Is the latest trend to be in a data clean room? If so, you can use one of our solutions to do it–it’s worth investigating.
As a marketer, understanding the convergence of global factors means you’re never going to be able to do what you’ve always done. The future seems difficult if not impossible, but it doesn’t have to be. You just have to understand how your product or service may adapt and how you can benefit from that approach ahead of time.
Google recently announced that they might be deprecating third-party websites’ access to data collected through cookies. As more brands start to move towards zero-party data, first and second-party customer data, marketing is having to rethink their own customer data strategy solutions, all the way from zero-party data through first and second- to third party customer data.
One of the consequences of data deprecation is hyper-centralization. Big tech companies create “walled gardens” that control and monetize data, which often drives clients to build their own internal systems.
New channels such as in-game, in-stream, and in-app are impacting how brands collect and interact with customer data.
With growing consumer demand for privacy and control over their data, the market for new types of products has exploded.
As companies continue to collect, leverage and share customer data, more regulations are emerging. These range from standardizing guidelines to creating new policy altogether. New policies, processes and practices are being put into place on a daily basis.
Data cleaning is a difficult process. In order to make sure your data is thoroughly cleaned and ready to be used, you should invest in a Data Clean Room service.
Can data clean rooms help brands access extensive, high-quality customer data so they can better target advertising campaigns? The concept is new and provides the opportunity to make smarter marketing decisions. It’s been around since Google launched ads Data Hub in 2017.
More and more data deprecation discussions have been happening recently, as intelligent people and organizations realize the importance of moving on to private walled garden creation.
Open source software versus closed source software
To some extent, yes, walled garden and data clean room were initially thought to be synonymous and that’s not the case.
Walled gardens are data repositories that work on collecting marketing and advertising data from a wide variety of digital sources. This can then be monetized by selling that information to others or sharing it internally for the company.
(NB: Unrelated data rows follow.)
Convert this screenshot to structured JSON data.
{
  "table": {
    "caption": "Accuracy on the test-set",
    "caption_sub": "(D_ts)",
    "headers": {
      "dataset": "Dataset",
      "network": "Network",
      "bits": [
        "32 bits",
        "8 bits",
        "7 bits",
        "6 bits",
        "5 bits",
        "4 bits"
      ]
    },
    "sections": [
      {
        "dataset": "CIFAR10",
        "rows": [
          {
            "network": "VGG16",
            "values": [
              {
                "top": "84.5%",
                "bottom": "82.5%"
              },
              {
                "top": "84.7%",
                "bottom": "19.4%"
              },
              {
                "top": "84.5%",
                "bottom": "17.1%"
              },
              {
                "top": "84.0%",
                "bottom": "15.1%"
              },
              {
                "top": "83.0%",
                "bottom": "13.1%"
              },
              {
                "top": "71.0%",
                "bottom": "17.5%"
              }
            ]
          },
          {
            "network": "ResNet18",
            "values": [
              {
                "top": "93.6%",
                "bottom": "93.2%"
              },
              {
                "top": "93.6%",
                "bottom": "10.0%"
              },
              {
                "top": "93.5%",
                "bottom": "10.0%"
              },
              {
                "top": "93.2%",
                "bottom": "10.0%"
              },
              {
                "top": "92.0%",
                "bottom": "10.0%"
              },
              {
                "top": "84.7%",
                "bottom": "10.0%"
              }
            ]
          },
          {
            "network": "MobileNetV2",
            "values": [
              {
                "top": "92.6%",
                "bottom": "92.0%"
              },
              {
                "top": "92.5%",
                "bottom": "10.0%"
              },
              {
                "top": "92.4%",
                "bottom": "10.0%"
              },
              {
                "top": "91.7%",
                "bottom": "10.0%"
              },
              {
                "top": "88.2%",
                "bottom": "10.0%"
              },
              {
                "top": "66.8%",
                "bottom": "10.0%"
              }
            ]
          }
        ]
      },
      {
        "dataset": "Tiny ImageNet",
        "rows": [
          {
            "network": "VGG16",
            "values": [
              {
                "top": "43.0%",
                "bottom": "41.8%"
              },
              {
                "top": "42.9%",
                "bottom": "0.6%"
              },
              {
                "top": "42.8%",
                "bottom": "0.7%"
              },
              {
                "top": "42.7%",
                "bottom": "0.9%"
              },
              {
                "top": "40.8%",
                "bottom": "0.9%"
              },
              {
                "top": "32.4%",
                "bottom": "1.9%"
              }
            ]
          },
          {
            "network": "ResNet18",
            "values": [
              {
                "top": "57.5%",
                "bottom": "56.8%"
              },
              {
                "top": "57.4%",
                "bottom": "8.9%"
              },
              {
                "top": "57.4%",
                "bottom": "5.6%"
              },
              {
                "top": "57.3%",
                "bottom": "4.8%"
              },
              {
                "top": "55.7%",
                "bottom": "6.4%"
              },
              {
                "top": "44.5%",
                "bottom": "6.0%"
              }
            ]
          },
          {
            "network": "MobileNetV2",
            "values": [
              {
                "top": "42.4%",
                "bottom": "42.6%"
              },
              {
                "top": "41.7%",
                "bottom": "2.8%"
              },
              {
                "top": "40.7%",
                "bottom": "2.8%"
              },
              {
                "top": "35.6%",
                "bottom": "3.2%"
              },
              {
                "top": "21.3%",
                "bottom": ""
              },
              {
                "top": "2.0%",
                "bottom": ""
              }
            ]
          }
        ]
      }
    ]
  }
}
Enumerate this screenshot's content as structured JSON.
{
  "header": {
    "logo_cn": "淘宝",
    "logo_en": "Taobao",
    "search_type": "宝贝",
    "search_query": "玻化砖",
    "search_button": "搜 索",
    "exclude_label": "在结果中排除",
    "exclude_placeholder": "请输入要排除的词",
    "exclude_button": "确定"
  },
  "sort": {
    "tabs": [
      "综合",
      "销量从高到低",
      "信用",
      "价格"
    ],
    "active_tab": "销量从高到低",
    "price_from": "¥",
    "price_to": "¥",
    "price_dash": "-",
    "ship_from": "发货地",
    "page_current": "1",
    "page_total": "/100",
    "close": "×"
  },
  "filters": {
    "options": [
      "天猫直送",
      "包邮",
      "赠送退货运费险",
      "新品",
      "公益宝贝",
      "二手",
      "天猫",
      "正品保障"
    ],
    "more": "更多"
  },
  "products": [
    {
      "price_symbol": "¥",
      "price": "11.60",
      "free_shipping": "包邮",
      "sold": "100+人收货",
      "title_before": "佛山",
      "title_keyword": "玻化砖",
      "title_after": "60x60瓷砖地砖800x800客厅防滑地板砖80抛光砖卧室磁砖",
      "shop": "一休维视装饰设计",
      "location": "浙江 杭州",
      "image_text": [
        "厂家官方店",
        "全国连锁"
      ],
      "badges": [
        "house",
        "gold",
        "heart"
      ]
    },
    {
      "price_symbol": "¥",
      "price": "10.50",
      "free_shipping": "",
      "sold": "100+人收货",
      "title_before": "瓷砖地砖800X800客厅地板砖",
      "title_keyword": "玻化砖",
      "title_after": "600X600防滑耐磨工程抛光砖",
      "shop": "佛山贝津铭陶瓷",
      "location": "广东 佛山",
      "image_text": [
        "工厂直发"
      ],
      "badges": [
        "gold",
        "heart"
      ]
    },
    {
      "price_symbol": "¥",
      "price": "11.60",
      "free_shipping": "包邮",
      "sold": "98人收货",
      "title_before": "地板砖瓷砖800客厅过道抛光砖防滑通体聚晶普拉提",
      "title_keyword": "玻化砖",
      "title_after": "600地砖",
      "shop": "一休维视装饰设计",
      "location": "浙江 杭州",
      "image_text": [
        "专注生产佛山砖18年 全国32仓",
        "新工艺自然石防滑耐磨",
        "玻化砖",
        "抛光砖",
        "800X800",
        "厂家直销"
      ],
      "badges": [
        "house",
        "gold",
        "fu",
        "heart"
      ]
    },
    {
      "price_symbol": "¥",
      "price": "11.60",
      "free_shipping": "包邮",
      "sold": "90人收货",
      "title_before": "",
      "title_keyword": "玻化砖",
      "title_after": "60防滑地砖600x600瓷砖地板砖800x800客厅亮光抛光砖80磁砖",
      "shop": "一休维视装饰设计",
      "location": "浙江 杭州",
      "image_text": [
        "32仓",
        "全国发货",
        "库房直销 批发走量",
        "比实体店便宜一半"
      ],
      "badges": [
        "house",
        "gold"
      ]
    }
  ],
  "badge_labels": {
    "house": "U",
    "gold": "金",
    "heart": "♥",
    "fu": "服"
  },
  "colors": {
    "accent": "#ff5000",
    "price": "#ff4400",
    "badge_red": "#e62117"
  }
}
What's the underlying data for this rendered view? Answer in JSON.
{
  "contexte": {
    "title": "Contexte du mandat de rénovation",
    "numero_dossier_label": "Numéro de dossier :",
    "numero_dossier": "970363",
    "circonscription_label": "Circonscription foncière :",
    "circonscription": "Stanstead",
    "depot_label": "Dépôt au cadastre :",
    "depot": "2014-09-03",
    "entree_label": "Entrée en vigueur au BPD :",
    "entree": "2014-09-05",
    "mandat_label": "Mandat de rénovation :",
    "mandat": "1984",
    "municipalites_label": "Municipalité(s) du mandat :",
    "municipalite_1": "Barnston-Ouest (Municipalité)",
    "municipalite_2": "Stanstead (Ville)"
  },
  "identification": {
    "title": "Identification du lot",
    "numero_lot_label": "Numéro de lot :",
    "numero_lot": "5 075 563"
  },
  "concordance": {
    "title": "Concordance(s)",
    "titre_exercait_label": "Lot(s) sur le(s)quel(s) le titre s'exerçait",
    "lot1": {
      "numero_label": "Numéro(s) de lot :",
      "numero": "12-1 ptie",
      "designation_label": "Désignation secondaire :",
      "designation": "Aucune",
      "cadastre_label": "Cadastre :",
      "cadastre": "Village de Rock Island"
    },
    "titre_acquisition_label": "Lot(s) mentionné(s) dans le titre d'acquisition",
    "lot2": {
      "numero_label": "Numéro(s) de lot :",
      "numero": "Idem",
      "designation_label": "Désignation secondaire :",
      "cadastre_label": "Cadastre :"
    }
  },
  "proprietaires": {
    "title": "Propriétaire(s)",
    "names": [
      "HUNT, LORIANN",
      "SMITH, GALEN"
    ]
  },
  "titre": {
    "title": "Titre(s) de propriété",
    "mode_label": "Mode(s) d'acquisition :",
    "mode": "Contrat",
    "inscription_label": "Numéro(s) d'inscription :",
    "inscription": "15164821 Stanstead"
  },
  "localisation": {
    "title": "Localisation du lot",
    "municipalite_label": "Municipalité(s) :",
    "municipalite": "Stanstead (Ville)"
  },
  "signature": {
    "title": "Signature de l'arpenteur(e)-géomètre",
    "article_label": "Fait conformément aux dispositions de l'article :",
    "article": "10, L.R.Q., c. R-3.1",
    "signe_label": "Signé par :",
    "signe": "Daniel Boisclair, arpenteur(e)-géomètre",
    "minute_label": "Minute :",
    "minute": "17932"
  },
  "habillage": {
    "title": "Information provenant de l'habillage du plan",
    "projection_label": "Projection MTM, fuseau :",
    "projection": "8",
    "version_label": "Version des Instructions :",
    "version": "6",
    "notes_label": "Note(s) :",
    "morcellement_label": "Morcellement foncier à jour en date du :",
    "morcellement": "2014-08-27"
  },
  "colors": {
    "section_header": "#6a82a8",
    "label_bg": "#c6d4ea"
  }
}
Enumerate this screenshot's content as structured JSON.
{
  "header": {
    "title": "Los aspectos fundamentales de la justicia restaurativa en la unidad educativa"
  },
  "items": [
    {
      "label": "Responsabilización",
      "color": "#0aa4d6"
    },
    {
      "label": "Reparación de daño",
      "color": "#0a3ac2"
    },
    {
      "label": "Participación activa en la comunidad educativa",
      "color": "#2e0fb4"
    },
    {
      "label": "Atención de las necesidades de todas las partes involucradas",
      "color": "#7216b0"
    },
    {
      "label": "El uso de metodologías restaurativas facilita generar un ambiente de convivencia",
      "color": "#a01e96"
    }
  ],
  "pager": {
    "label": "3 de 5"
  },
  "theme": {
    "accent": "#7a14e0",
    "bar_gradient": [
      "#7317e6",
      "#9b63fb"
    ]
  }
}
Data clean rooms are another way to connect with the data of your choice regardless of the walled garden it came from. They provide additional security and privacy protocols that traditional data gathering doesn’t offer. It’s important to note, however, that they’re still sometimes perceived as unreliable due to lacking customer validation and usability issues. Many questions remain around data clean rooms:
Digital marketing and online advertising is a big deal, so how can you make sure that your digital ecosystem is optimized?
How much data detail will they provide?
How are you going to use that data? Targeting and personalization? Measurement?
In what circumstances are you unable to clean your data perfectly today?
Is your company facing any major data security issues? Do you need to protect customer data from threats such as hacking and employees misusing company information for personal gain? Are you in touch with the latest technologies that can help ensure data privacy?
Deciding whether or not a data clean room makes sense for your brand is clear — understanding the ROI, controlling QA costs and providing protection from cloud-based anti-malware threats is crucial for your marketing & advertising technologist to consider.
Data Security and Privacy Are Paramount
This sentence rewriter is encouraging you to take precautions to avoid damage in the event that your personal data becomes compromised.
A data clean room is an environment that provides access to all client data without jeopardizing the consumer’s privacy or a brand’s data security protocols. To accomplish this, security and privacy techniques are included in the data-cleaning system. Data-cleansing software must have techniques like identity management, graphing, obfuscation and resolution.
There are a few ways to use identity management and resolution solutions to appending data, but often this method is adding additional complexity to the process. To keep customers’ security as high as possible, data clean rooms must be able to ingest, join, store and protect them in an automated fashion.
Encryption is a crucial component of a data clean room solution. Ideally, customer data is encrypted both while in storage and while it’s being transported from one place to another. This means that marketing teams who work with a data-clean room solution are safe from the data, even if they want to extract audiences without the use of an API key or common secret for context.